Remembering the Prague Uprising of 1945

I’ve just returned from a visit – my 27th in almost three decades – to Prague. The occasion this time was a wedding of some dear young friends and but, on the last day, I took the opportunity to go on a two-hour walking tour with a World War Two theme.

A major part of the tour was an account of the Prague Uprising of 5-8 May 1945. Hitler’s Germany was almost totally defeated but the Czech capital was still under German control. The Soviet army was a short way to the east but halted when the Czechs rose up against their occupiers because Stalin did not want to support a rising by democrats (the same thing happened in Warsaw in 1944). The American army in the west was even closer and Patton wanted to liberate Prague but Eisenhower insisted that the Allied powers had agreed that the Soviets would take the city.

So, for four days, local Czech forces – poorly armed – battled against some crack German forces. On 9 May, the Soviet Army formally liberated the city but, for all practical purposes, the Czechs has done the job themselves.
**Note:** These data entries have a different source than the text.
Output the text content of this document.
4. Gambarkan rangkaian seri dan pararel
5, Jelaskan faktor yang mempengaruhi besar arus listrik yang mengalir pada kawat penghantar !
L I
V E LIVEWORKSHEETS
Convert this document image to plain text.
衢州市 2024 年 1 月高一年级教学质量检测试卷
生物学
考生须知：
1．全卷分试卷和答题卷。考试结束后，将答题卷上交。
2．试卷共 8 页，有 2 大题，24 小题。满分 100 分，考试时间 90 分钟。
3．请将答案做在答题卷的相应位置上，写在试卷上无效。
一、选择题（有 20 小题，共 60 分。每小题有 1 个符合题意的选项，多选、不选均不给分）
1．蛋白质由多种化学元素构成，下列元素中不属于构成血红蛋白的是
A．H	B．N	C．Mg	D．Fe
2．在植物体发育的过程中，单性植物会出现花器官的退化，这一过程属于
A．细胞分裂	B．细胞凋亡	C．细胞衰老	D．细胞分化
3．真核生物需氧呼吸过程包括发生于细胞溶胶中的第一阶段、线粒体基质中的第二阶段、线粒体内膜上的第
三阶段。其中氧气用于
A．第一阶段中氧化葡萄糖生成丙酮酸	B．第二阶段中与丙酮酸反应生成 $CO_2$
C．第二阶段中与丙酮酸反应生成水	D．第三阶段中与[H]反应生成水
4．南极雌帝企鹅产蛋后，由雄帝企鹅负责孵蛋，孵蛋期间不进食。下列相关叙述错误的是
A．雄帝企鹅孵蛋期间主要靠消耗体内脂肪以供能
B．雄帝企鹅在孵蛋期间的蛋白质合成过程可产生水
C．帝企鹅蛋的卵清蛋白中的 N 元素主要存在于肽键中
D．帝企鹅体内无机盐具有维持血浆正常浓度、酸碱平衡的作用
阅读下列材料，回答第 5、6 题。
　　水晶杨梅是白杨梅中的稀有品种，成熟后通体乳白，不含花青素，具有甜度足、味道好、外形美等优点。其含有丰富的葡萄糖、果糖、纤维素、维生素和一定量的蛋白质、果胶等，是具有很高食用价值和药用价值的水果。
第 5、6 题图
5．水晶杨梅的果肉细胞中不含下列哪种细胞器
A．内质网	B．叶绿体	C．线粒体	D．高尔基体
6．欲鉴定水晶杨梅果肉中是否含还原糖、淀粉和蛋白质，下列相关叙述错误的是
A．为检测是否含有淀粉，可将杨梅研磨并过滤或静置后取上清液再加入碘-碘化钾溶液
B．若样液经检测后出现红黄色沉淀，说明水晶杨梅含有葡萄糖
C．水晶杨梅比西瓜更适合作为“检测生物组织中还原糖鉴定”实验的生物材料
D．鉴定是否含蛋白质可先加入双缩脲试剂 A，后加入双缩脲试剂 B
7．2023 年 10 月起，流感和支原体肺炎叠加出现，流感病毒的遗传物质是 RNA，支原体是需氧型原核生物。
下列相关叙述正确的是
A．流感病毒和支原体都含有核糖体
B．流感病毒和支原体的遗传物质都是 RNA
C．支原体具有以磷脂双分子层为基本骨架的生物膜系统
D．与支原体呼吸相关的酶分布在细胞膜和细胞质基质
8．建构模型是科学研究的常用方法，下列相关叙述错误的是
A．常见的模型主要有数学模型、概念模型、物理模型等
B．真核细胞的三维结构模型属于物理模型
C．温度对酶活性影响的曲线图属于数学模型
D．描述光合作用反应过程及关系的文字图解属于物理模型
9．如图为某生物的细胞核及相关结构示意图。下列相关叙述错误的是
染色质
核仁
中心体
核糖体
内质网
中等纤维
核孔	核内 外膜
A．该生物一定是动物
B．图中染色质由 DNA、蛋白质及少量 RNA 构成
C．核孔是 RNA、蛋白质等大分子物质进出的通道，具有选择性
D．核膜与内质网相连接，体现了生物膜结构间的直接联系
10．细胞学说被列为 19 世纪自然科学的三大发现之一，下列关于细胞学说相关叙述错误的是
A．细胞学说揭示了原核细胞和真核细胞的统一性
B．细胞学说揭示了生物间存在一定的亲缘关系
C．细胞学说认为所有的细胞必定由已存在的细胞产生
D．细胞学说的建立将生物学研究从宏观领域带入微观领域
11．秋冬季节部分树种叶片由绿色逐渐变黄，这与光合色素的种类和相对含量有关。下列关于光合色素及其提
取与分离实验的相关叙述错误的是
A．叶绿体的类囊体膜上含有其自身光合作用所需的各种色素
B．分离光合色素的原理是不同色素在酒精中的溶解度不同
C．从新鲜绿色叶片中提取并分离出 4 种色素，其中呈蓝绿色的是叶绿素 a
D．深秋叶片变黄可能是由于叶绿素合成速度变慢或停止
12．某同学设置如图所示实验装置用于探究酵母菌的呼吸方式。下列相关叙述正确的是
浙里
Over the four days of fighting, some 1,500 Czechs lost their lives, while around 700 Germans were killed. The headquarters of the uprising was in the Old Town Hall which was 80% destroyed by German shelling and our tour concluded in the tunnels under the remainer of the building.

Incidentally the military leader of the uprising was General Karel Kuttelwascher who was a distant relative of Vee’s father of the same name.